Les simulations présentées dans les pages suivantes montrent à quel point des réponses architecturales nouvelles et adaptées peuvent, à la fois mettre en valeur et modifier l’image des bâtiments existants, pour le plus grand bonheur de leurs occupants.
Le Revival est un concept qui propose à la ville de Tunis d’évoluer et de se construire sur elle même afin d’envisager un avenir prospère. C’est un moyen de rendre ce centre plus attractif, d’établir en son sein une économie dynamique, un cadre de vie pérenne et l’amener vers une densification plus durable que le mitage que l’on constate actuellement.
Simulation l’OVNI
Destination : Habitation
Emplacement : Toit terrasse
Caractéristiques : Cloisons à changement
de phase et pilotis d’acier.
Simulation IMPLANT
Destination : Habitation
Emplacement : Entre deux immeubles formant une passerelle.
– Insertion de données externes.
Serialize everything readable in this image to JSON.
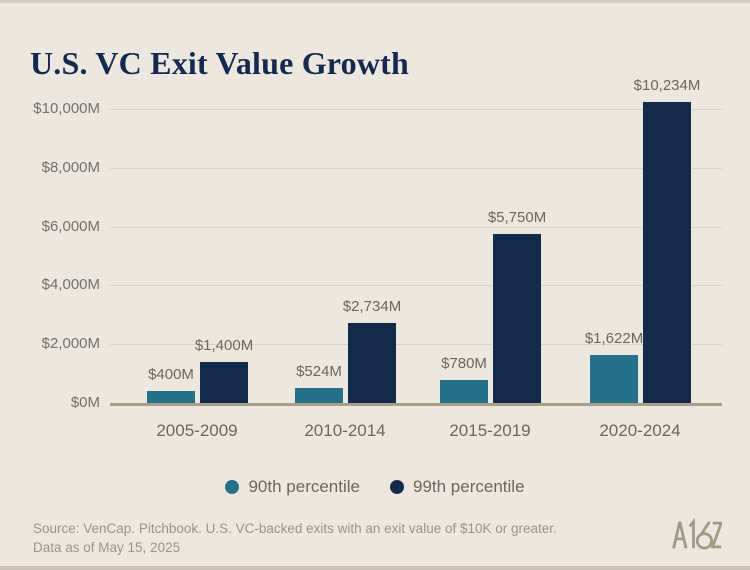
{
  "title": "U.S. VC Exit Value Growth",
  "colors": {
    "background": "#EDE8DF",
    "teal": "#26718A",
    "navy": "#142A4B",
    "title_text": "#14294D",
    "label_text": "#6B675F",
    "grid_line": "#DBD5C8",
    "axis_line": "#A89E8C",
    "footer_text": "#9C9386",
    "logo": "#A29A88"
  },
  "chart_data": {
    "type": "bar",
    "title": "U.S. VC Exit Value Growth",
    "categories": [
      "2005-2009",
      "2010-2014",
      "2015-2019",
      "2020-2024"
    ],
    "series": [
      {
        "name": "90th percentile",
        "color_key": "teal",
        "values": [
          400,
          524,
          780,
          1622
        ],
        "labels": [
          "$400M",
          "$524M",
          "$780M",
          "$1,622M"
        ]
      },
      {
        "name": "99th percentile",
        "color_key": "navy",
        "values": [
          1400,
          2734,
          5750,
          10234
        ],
        "labels": [
          "$1,400M",
          "$2,734M",
          "$5,750M",
          "$10,234M"
        ]
      }
    ],
    "xlabel": "",
    "ylabel": "",
    "ylim": [
      0,
      10000
    ],
    "y_ticks": [
      {
        "value": 0,
        "label": "$0M"
      },
      {
        "value": 2000,
        "label": "$2,000M"
      },
      {
        "value": 4000,
        "label": "$4,000M"
      },
      {
        "value": 6000,
        "label": "$6,000M"
      },
      {
        "value": 8000,
        "label": "$8,000M"
      },
      {
        "value": 10000,
        "label": "$10,000M"
      }
    ],
    "grid": true,
    "legend_position": "bottom"
  },
  "legend": {
    "items": [
      {
        "label": "90th percentile",
        "color_key": "teal"
      },
      {
        "label": "99th percentile",
        "color_key": "navy"
      }
    ]
  },
  "footer": {
    "source_line1": "Source: VenCap. Pitchbook. U.S. VC-backed exits with an exit value of $10K or greater.",
    "source_line2": "Data as of May 15, 2025",
    "logo_text": "A16Z"
  }
}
Caractéristiques : Structure acier et façade en maçonnerie.
Simulation LABYRINTHE
Destination : Habitation
Emplacement : Toit terrasse
Caractéristiques : Pallissades en bois formant des écrans ou claustras diposés parallèlement afin de libérer des espaces pour des bassins d’eau et de la végétation
Simulation LE NID
Destination : Restaurant nocture
Emplacement : Une partie de toiture
Caractéristiques : Bardage en bois et escalier d’accès en acier galvanisé.